Davalı vekili, davaya konu alacağın zamanaşımına uğradığını, davalının dava dışı 3. kişinin zararını giderdiğini ve 26.04.2007 tarihli protokol gereği 23.05.2007"de 15.000,00 TL. ödediğini, bu ödeme ile dava dışı..."in ceza davasındaki şikayetinden vazgeçtiğini ve davanın düştüğünü, bu kişinin maddi ve manevi zararlarının tamamının karşılandığını ceza yargılamasında beyan ettiğini, davacının ödeme yaptığı 3. kişiye davalının yaptığı ödeme gözetildiğinde davacının rücu hakkı olmadığını belirterek davanın reddini savunmuştur.
Mahkemece, iddia, savunma, yapılan yargılama ve toplanan delillere göre; davaya konu kazada yaralanıp zarar gören ... adlı kişinin maddi ve manevi zararına karşılık davalı tarafından 15.000,00 TL"nin elden ödendiği, kazadan doğan zararı karşılayan davalıya davacının rücu edemeyeceği gerekçesiyle davanın reddine karar verilmiş; hüküm, davacı vekili tarafından temyiz edilmiştir.

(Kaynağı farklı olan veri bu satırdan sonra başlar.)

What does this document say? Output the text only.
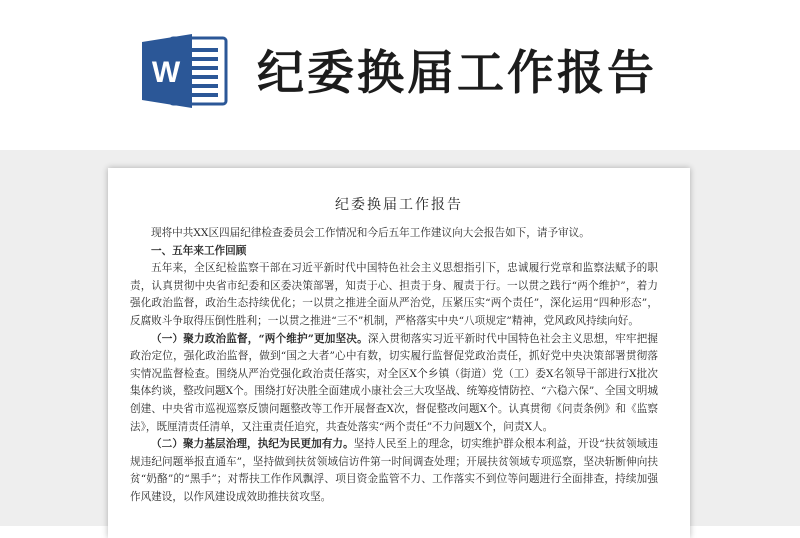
W 纪委换届工作报告
纪委换届工作报告

现将中共XX区四届纪律检查委员会工作情况和今后五年工作建议向大会报告如下，请予审议。

一、五年来工作回顾

五年来，全区纪检监察干部在习近平新时代中国特色社会主义思想指引下，忠诚履行党章和监察法赋予的职责，认真贯彻中央省市纪委和区委决策部署，知责于心、担责于身、履责于行。一以贯之践行“两个维护”，着力强化政治监督，政治生态持续优化；一以贯之推进全面从严治党，压紧压实“两个责任”，深化运用“四种形态”，反腐败斗争取得压倒性胜利；一以贯之推进“三不”机制，严格落实中央“八项规定”精神，党风政风持续向好。

（一）聚力政治监督，“两个维护”更加坚决。深入贯彻落实习近平新时代中国特色社会主义思想，牢牢把握政治定位，强化政治监督，做到“国之大者”心中有数，切实履行监督促党政治责任，抓好党中央决策部署贯彻落实情况监督检查。围绕从严治党强化政治责任落实，对全区X个乡镇（街道）党（工）委X名领导干部进行X批次集体约谈，整改问题X个。围绕打好决胜全面建成小康社会三大攻坚战、统筹疫情防控、“六稳六保”、全国文明城创建、中央省市巡视巡察反馈问题整改等工作开展督查X次，督促整改问题X个。认真贯彻《问责条例》和《监察法》，既厘清责任清单，又注重责任追究，共查处落实“两个责任”不力问题X个，问责X人。

（二）聚力基层治理，执纪为民更加有力。坚持人民至上的理念，切实维护群众根本利益，开设“扶贫领域违规违纪问题举报直通车”，坚持做到扶贫领域信访件第一时间调查处理；开展扶贫领域专项巡察，坚决斩断伸向扶贫“奶酪”的“黑手”；对帮扶工作作风飘浮、项目资金监管不力、工作落实不到位等问题进行全面排查，持续加强作风建设，以作风建设成效助推扶贫攻坚。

1-Dava, trafik kazası sonucu cismani zarara uğrayan dava dışı 3. kişiye ödeme yapan davacının ödediği bedelin, zarar sorumlusu olduğu iddia olunan araç maliki/ sürücüsü davalıdan rücuen tahsili için başlatılan ... takibine vaki itirazın iptali istemine ilişkindir.
Davalıya ait aracın kaza tarihini kapsayan trafik ... poliçesinin bulunmaması nedeniyle, kazada maluliyete uğrayan dava dışı ..."nin davacıya başvurması üzerine, davacı Güvence Hesabı"nın 5684 sayılı Sigortacılık Kanunu"nun 14/2-b maddesi ve Güvence Hesabı Yönetmeliği"nin 9/1-b maddesi gereği, 27.08.2010 tarihinde 10.478,00 TL. işgöremezlik tazminatı ödediği; daha sonra, Güvence Hesabı Yönetmeliği"nin 16/1-a maddesi gereği, ödediği bu bedelin rücuen tahsili için davalı aleyhine ... takibi yaptığı, davalının itirazı üzerine duran takibe devam edebilmek için de eldeki davayı açtığı, dosya kapsamı ile sabittir.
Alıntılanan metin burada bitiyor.